- Born: August 1, 1918 Midland, Texas, U.S.
- Died: August 1, 1984 (aged 66) Harrisburg, North Carolina, U.S.
- Awards: West Coast Stock Car Hall of Fame (2003)

NASCAR Cup Series career
- 62 races run over 9 years
- Best finish: 9th (1958)
- First race: 1954 Race 16 (Gardena)
- Last race: 1963 Riverside 500 (Riverside)
- First win: 1956 Race 39 (San Mateo)
- Last win: 1957 Race 31 (Portland)
| Wins | Top tens | Poles |
| 4 | 38 | 6 |

= Eddie Pagan =

American racing driver (1918–1984)

Eddie Pagan (August 1, 1918 – August 1, 1984) was an American stock car racing driver. Pagan was born in Midland, Texas on August 1, 1918. According to an entry in the 1940 U.S. Census, Pagan was living in New Mexico with his wife Marian by the year 1940. Pagan also lived a significant portion of his adult life in Lynwood, California. He competed in 54 NASCAR Grand National West Series races from 1954 to 1957. Pagan had nine West Series wins, 41 top-tens, and 11 pole positions.

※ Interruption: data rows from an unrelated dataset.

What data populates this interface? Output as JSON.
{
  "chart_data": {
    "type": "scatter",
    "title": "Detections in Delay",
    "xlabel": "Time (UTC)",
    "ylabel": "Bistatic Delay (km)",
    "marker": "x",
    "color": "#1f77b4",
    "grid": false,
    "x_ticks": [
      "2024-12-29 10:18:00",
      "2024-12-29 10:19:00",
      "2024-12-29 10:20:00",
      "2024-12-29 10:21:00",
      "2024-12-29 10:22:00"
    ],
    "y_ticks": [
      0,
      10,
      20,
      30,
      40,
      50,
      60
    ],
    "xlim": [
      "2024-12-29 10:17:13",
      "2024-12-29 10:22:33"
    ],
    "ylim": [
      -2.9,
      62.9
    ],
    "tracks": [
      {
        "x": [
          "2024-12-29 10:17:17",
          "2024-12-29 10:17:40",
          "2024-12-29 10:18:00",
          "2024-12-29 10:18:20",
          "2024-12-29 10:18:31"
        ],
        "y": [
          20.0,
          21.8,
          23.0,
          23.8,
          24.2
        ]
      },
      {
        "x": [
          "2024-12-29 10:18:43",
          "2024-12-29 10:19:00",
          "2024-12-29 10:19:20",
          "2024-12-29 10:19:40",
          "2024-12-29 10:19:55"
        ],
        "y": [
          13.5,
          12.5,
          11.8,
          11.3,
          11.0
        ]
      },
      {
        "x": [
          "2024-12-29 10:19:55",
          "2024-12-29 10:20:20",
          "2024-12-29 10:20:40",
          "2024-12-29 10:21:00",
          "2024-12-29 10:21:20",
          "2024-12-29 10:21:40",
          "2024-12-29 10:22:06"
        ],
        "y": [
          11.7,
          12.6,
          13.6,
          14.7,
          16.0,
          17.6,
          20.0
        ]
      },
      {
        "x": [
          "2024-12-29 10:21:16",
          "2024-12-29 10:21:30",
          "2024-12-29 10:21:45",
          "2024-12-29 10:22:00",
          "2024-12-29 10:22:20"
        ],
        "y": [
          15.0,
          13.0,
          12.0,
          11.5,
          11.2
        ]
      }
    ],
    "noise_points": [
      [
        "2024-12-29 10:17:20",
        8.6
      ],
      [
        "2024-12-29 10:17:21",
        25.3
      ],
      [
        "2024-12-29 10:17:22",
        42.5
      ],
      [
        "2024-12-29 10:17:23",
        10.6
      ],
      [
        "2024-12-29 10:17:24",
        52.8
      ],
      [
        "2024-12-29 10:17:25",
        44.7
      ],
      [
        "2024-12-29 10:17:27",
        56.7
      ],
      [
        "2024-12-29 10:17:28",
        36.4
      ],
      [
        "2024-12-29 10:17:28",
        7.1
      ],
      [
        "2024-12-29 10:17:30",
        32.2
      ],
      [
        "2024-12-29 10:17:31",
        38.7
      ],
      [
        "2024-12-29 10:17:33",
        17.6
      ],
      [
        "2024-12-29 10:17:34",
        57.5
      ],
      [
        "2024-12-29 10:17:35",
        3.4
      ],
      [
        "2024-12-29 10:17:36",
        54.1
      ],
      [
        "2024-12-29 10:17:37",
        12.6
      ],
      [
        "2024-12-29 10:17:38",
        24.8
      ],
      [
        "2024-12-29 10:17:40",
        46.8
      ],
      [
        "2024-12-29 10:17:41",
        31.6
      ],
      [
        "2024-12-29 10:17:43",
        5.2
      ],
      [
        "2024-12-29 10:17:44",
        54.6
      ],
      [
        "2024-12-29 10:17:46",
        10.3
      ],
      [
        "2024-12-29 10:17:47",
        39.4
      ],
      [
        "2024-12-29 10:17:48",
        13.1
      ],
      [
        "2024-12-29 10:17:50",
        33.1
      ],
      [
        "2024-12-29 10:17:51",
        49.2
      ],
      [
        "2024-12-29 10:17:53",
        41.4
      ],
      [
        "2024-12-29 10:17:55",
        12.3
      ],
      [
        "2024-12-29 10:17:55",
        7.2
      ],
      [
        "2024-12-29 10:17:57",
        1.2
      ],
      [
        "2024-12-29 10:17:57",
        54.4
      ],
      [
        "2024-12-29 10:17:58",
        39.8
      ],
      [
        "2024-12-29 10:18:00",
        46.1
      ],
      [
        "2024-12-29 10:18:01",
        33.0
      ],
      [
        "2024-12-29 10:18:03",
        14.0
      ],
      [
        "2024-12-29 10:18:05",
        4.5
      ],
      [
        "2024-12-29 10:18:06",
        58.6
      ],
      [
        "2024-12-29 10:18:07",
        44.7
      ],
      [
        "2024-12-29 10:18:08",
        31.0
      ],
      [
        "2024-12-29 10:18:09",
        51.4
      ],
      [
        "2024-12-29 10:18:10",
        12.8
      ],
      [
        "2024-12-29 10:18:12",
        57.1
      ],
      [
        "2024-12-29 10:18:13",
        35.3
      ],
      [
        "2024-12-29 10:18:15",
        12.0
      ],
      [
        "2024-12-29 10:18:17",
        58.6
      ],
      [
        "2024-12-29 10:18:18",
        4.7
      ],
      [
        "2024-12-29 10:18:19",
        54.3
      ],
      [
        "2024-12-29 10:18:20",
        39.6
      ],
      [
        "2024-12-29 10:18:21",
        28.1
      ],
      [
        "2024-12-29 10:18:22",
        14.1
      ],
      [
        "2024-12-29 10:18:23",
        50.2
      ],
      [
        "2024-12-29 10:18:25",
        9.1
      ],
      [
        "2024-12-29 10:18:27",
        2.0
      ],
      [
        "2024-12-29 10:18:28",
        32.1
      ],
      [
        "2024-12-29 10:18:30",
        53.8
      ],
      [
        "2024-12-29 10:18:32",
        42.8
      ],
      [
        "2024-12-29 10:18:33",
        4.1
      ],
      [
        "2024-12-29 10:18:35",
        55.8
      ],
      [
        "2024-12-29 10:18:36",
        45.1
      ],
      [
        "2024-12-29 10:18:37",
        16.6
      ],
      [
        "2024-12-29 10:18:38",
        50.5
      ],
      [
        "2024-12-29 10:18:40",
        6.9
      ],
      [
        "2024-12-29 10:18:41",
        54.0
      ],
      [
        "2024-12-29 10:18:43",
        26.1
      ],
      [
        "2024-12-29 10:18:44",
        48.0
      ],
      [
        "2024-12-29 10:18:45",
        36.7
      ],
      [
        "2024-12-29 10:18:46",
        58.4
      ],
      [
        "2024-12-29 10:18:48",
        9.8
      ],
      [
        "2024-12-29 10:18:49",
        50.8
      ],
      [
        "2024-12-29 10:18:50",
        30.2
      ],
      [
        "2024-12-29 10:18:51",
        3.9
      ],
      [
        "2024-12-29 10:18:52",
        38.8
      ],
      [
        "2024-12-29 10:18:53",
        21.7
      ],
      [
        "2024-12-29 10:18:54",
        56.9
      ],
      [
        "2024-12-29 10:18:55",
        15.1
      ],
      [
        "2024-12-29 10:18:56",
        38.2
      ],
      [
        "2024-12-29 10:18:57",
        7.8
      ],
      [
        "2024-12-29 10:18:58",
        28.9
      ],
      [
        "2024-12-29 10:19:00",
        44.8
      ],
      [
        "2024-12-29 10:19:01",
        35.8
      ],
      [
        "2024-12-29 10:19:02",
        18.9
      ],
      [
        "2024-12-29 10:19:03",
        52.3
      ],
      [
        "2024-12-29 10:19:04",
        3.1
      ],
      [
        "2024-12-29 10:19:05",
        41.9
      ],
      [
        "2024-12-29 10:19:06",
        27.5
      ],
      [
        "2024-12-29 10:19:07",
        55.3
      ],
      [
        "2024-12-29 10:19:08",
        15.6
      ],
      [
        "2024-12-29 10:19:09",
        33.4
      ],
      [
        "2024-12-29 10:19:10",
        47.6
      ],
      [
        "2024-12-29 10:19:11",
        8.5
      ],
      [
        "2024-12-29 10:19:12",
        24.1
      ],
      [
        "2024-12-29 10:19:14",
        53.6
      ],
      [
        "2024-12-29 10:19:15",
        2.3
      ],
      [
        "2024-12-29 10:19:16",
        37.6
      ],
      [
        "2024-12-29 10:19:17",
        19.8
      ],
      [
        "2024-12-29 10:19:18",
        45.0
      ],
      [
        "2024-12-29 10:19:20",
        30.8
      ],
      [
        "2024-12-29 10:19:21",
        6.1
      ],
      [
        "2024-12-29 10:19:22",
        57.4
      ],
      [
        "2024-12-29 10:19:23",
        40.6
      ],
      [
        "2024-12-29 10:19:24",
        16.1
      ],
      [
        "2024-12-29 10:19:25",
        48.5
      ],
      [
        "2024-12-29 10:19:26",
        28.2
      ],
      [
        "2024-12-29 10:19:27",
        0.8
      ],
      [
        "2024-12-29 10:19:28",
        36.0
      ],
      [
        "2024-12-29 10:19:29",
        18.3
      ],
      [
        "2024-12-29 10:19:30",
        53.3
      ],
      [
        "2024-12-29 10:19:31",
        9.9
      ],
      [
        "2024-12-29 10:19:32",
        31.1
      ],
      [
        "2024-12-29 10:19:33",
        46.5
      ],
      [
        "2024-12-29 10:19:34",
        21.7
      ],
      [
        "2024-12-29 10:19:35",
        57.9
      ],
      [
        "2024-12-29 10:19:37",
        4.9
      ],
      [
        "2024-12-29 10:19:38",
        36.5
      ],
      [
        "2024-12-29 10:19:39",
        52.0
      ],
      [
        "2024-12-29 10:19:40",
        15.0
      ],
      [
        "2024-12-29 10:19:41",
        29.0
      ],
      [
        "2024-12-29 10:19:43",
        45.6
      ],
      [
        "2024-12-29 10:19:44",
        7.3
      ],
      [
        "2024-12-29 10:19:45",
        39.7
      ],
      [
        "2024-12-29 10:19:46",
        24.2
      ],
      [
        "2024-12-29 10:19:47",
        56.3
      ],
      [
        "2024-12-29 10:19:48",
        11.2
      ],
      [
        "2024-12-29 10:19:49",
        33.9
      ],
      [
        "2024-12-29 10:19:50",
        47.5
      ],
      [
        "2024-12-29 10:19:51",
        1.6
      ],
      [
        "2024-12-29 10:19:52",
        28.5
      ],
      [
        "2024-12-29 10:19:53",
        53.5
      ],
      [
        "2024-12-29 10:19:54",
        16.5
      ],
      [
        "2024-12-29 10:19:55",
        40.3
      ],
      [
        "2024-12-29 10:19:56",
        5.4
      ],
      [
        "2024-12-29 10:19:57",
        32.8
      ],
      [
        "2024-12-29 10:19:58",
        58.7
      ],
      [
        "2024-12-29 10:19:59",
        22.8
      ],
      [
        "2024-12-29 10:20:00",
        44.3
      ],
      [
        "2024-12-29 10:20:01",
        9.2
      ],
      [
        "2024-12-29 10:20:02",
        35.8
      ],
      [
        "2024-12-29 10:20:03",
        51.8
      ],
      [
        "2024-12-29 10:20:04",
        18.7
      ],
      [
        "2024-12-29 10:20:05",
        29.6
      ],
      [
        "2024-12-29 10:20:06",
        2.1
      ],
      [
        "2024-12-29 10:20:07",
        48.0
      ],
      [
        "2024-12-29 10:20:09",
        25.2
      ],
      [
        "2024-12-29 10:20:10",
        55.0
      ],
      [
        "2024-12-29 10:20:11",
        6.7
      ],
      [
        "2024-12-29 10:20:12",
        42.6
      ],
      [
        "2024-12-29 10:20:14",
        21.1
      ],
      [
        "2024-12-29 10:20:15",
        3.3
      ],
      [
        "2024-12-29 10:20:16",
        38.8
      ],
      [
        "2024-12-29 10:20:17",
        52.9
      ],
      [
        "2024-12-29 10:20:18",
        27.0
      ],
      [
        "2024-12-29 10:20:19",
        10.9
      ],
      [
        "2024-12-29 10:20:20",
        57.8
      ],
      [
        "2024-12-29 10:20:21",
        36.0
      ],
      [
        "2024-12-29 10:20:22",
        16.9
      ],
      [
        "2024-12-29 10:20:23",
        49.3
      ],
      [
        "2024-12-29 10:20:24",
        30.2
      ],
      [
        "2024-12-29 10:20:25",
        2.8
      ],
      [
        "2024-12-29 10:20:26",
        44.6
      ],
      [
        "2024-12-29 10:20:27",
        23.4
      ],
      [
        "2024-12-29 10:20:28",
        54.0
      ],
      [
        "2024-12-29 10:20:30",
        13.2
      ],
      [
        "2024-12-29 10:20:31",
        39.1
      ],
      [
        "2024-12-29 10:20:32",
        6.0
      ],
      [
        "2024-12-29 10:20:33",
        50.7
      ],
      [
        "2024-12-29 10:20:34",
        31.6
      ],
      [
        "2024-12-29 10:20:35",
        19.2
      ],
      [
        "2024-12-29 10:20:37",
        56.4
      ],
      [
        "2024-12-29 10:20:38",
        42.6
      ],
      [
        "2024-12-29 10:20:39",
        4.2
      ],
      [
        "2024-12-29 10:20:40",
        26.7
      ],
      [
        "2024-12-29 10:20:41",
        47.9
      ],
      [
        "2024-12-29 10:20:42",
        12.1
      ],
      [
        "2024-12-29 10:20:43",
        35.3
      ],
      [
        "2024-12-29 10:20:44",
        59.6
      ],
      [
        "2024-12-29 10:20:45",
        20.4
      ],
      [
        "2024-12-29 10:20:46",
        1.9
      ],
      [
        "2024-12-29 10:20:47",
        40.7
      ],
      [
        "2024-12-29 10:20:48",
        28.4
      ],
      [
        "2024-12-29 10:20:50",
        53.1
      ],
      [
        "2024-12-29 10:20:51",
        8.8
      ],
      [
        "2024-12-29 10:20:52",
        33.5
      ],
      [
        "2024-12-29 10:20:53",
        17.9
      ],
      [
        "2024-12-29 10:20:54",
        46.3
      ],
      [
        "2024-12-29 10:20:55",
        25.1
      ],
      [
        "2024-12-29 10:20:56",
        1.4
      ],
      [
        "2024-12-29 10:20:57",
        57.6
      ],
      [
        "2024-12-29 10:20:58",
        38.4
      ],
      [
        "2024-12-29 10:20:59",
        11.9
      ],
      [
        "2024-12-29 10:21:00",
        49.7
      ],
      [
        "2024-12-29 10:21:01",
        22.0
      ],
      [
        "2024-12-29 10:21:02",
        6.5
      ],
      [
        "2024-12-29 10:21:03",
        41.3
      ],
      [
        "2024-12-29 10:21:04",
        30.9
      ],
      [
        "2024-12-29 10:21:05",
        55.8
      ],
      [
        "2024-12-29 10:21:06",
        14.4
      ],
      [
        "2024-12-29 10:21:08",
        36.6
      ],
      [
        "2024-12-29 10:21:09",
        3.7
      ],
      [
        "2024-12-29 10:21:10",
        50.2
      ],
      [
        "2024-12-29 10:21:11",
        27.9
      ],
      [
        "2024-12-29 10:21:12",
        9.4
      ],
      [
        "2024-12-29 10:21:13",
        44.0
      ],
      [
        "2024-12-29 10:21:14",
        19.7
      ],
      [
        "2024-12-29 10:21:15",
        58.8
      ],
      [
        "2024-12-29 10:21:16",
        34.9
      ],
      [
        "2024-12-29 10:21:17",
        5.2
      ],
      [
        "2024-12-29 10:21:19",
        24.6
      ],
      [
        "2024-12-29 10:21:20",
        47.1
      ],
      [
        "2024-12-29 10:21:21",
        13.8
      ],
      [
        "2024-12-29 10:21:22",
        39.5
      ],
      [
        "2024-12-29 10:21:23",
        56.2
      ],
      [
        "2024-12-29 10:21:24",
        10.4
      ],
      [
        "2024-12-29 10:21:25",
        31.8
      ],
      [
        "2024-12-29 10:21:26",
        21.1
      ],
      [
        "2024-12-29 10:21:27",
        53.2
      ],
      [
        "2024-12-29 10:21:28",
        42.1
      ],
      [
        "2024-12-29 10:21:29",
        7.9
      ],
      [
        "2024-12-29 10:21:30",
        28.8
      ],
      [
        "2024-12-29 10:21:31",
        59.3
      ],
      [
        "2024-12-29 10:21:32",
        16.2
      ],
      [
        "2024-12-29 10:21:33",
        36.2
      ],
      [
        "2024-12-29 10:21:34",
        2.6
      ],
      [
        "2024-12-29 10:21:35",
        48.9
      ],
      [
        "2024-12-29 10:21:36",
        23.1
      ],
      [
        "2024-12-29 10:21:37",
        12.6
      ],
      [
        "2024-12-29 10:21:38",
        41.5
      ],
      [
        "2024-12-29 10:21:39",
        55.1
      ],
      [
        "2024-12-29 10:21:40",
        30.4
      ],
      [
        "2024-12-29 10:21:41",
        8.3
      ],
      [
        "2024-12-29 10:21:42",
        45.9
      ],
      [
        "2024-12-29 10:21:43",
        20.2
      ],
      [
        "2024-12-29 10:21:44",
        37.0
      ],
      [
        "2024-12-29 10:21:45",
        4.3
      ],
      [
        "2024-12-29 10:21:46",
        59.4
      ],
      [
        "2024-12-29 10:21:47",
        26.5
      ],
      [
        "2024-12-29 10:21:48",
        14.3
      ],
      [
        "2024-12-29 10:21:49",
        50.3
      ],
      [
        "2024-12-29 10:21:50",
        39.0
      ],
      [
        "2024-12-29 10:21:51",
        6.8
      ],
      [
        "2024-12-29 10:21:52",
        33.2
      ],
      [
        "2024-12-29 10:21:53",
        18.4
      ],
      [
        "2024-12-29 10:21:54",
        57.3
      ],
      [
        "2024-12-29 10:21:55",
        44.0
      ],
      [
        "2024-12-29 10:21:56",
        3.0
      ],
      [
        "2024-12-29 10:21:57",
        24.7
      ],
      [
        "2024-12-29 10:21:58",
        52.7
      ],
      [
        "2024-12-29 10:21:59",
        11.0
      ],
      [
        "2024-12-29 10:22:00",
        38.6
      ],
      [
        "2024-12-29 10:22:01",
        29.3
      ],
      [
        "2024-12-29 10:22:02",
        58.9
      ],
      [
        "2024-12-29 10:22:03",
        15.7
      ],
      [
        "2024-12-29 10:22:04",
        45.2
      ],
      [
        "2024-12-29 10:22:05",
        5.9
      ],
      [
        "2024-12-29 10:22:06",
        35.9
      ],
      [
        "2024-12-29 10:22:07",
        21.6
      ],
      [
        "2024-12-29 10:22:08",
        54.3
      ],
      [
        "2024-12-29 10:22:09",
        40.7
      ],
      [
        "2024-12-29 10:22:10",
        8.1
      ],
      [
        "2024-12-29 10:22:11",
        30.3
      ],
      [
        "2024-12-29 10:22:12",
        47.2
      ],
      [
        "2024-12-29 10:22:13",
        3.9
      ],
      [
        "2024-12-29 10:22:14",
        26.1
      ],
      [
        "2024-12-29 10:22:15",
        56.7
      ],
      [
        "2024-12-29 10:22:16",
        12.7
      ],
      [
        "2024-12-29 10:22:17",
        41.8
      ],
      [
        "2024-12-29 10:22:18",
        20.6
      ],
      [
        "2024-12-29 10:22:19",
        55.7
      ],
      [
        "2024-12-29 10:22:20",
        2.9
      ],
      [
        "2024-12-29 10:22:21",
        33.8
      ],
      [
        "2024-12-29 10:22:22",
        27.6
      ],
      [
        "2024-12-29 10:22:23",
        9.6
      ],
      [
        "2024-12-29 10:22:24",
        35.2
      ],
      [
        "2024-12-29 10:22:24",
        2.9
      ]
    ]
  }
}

Pagan competed in 62 NASCAR Grand National Series races between 1954 and 1963. During his time at NASCAR's highest level, he won four races, achieved 38 top-tens, and six pole positions.

During the 1958 Darlington Southern 500, Pagan had a massive crash. The crash has since became knows as the Eddie Pagan Flip.

In 1971, Pagan co-founded Hutcherson-Pagan Enterprises with Dick Hutcherson, a company that built race cars for drivers such as Darrell Waltrip and A. J. Foyt.

Pagan died August 1, 1984, in Harrisburg, North Carolina.